Les candidats, souvent issus de milieux modestes ou ruraux, exposent leur situation et leurs attentes. L’animateur, quant à lui, oriente les échanges, pose des questions, glisse quelques versets ou invocations, et parfois même… donne sa bénédiction.
🧕 Un concept qui divise
Si certains y voient une alternative moderne aux méthodes traditionnelles de rencontre, d’autres dénoncent une spectacularisation malsaine du mariage, parfois teintée de voyeurisme. Pour plusieurs observateurs, cette mise en scène publique d’un acte aussi intime que la recherche d’un conjoint frôle les limites de l’éthique et du respect de la dignité des personnes.
Des sociologues soulignent également le risque de marchandisation du mariage, surtout dans un contexte où l’accès aux relations amoureuses reste encadré voire tabou, notamment dans les milieux conservateurs.
⚖️ Un vide juridique et des questions de société
Sur le plan légal, rien dans la loi marocaine n’interdit formellement ce type de pratique… tant que l’acte de mariage, s’il a lieu, est ensuite formalisé selon les normes du code de la famille (Moudawana). Mais en ligne, tout se brouille : certains lives laissent entendre que des « fatiha » sont récitées comme des promesses d’union, ce qui peut prêter à confusion, voire à des dérives religieuses ou juridiques.

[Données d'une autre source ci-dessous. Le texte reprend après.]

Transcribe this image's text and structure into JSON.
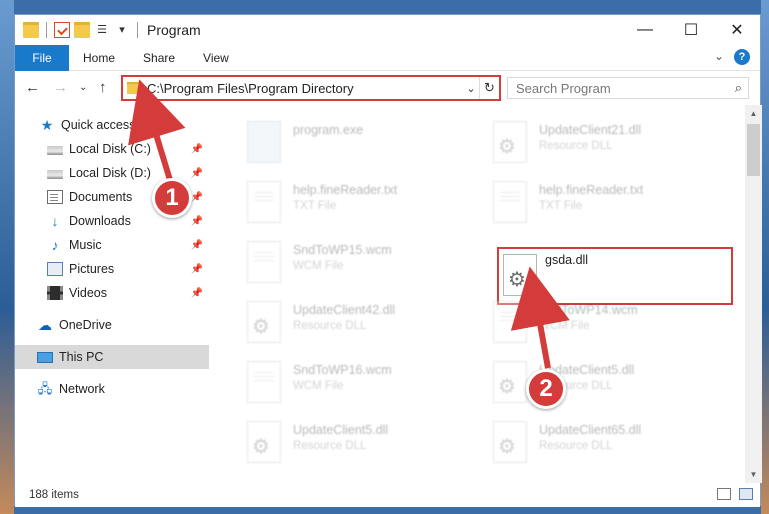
{
  "window": {
    "title": "Program",
    "controls": {
      "minimize": "—",
      "maximize": "☐",
      "close": "✕"
    }
  },
  "ribbon": {
    "file": "File",
    "tabs": [
      "Home",
      "Share",
      "View"
    ],
    "expand_icon": "chevron-down",
    "help": "?"
  },
  "address": {
    "path": "C:\\Program Files\\Program Directory",
    "search_placeholder": "Search Program"
  },
  "nav": {
    "items": [
      {
        "label": "Quick access",
        "icon": "star-icon",
        "pinned": false
      },
      {
        "label": "Local Disk (C:)",
        "icon": "drive-icon",
        "pinned": true
      },
      {
        "label": "Local Disk (D:)",
        "icon": "drive-icon",
        "pinned": true
      },
      {
        "label": "Documents",
        "icon": "documents-icon",
        "pinned": true
      },
      {
        "label": "Downloads",
        "icon": "download-icon",
        "pinned": true
      },
      {
        "label": "Music",
        "icon": "music-icon",
        "pinned": true
      },
      {
        "label": "Pictures",
        "icon": "pictures-icon",
        "pinned": true
      },
      {
        "label": "Videos",
        "icon": "videos-icon",
        "pinned": true
      },
      {
        "label": "OneDrive",
        "icon": "cloud-icon",
        "pinned": false
      },
      {
        "label": "This PC",
        "icon": "pc-icon",
        "pinned": false,
        "selected": true
      },
      {
        "label": "Network",
        "icon": "network-icon",
        "pinned": false
      }
    ]
  },
  "files": [
    {
      "name": "program.exe",
      "type": "",
      "kind": "exe"
    },
    {
      "name": "UpdateClient21.dll",
      "type": "Resource DLL",
      "kind": "dll"
    },
    {
      "name": "help.fineReader.txt",
      "type": "TXT File",
      "kind": "txt"
    },
    {
      "name": "help.fineReader.txt",
      "type": "TXT File",
      "kind": "txt"
    },
    {
      "name": "SndToWP15.wcm",
      "type": "WCM File",
      "kind": "txt"
    },
    {
      "name": "gsda.dll",
      "type": "",
      "kind": "dll",
      "highlighted": true
    },
    {
      "name": "UpdateClient42.dll",
      "type": "Resource DLL",
      "kind": "dll"
    },
    {
      "name": "SndToWP14.wcm",
      "type": "WCM File",
      "kind": "txt"
    },
    {
      "name": "SndToWP16.wcm",
      "type": "WCM File",
      "kind": "txt"
    },
    {
      "name": "UpdateClient5.dll",
      "type": "Resource DLL",
      "kind": "dll"
    },
    {
      "name": "UpdateClient5.dll",
      "type": "Resource DLL",
      "kind": "dll"
    },
    {
      "name": "UpdateClient65.dll",
      "type": "Resource DLL",
      "kind": "dll"
    }
  ],
  "status": {
    "item_count": "188 items"
  },
  "annotations": [
    {
      "number": "1",
      "color": "#d43c3c"
    },
    {
      "number": "2",
      "color": "#d43c3c"
    }
  ],
  "colors": {
    "accent": "#1979ca",
    "highlight": "#d43c3c"
  }
}
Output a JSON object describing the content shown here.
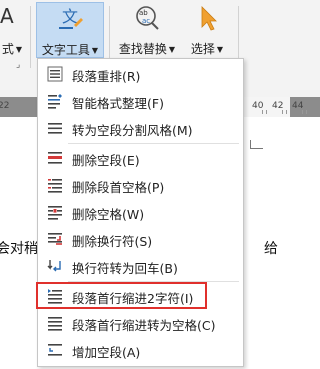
{
  "ribbon": {
    "left_partial_label": "式",
    "left_glyph": "A",
    "text_tools_label": "文字工具",
    "find_replace_label": "查找替换",
    "select_label": "选择"
  },
  "ruler": {
    "numbers": [
      "22",
      "40",
      "42",
      "44"
    ]
  },
  "document": {
    "left_text": "会对稍",
    "right_text": "给"
  },
  "menu": {
    "items": [
      {
        "label": "段落重排(R)",
        "icon": "paragraph-rearrange-icon"
      },
      {
        "label": "智能格式整理(F)",
        "icon": "smart-format-icon"
      },
      {
        "label": "转为空段分割风格(M)",
        "icon": "empty-paragraph-split-icon"
      },
      {
        "label": "删除空段(E)",
        "icon": "delete-empty-paragraph-icon"
      },
      {
        "label": "删除段首空格(P)",
        "icon": "delete-leading-space-icon"
      },
      {
        "label": "删除空格(W)",
        "icon": "delete-space-icon"
      },
      {
        "label": "删除换行符(S)",
        "icon": "delete-line-break-icon"
      },
      {
        "label": "换行符转为回车(B)",
        "icon": "line-break-to-enter-icon"
      },
      {
        "label": "段落首行缩进2字符(I)",
        "icon": "first-line-indent-icon"
      },
      {
        "label": "段落首行缩进转为空格(C)",
        "icon": "indent-to-space-icon"
      },
      {
        "label": "增加空段(A)",
        "icon": "add-empty-paragraph-icon"
      }
    ]
  },
  "colors": {
    "highlight": "#e0302c",
    "active_button": "#c5dcf3",
    "icon_blue": "#2b6cb3",
    "icon_red": "#d43a3a",
    "cursor_orange": "#f0a030"
  }
}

🎙️ Une image en mutation de la rencontre
Ce phénomène révèle surtout une mutation profonde des formes de socialisation au Maroc. Dans un monde ultra-connecté, la technologie s’infiltre dans les sphères les plus intimes, redéfinissant les frontières entre vie privée et spectacle public. Le mariage, autrefois strictement familial et communautaire, devient un sujet de live, de likes, et parfois… de buzz.
📌 Faut-il y voir un outil d’inclusion pour des personnes isolées socialement ? Ou une dérive numérique d’un rituel profondément sacré ? Le débat reste ouvert.
🇲🇦 Une chose est sûre : au Maroc, même l’amour ne peut plus échapper à l’ère du numérique.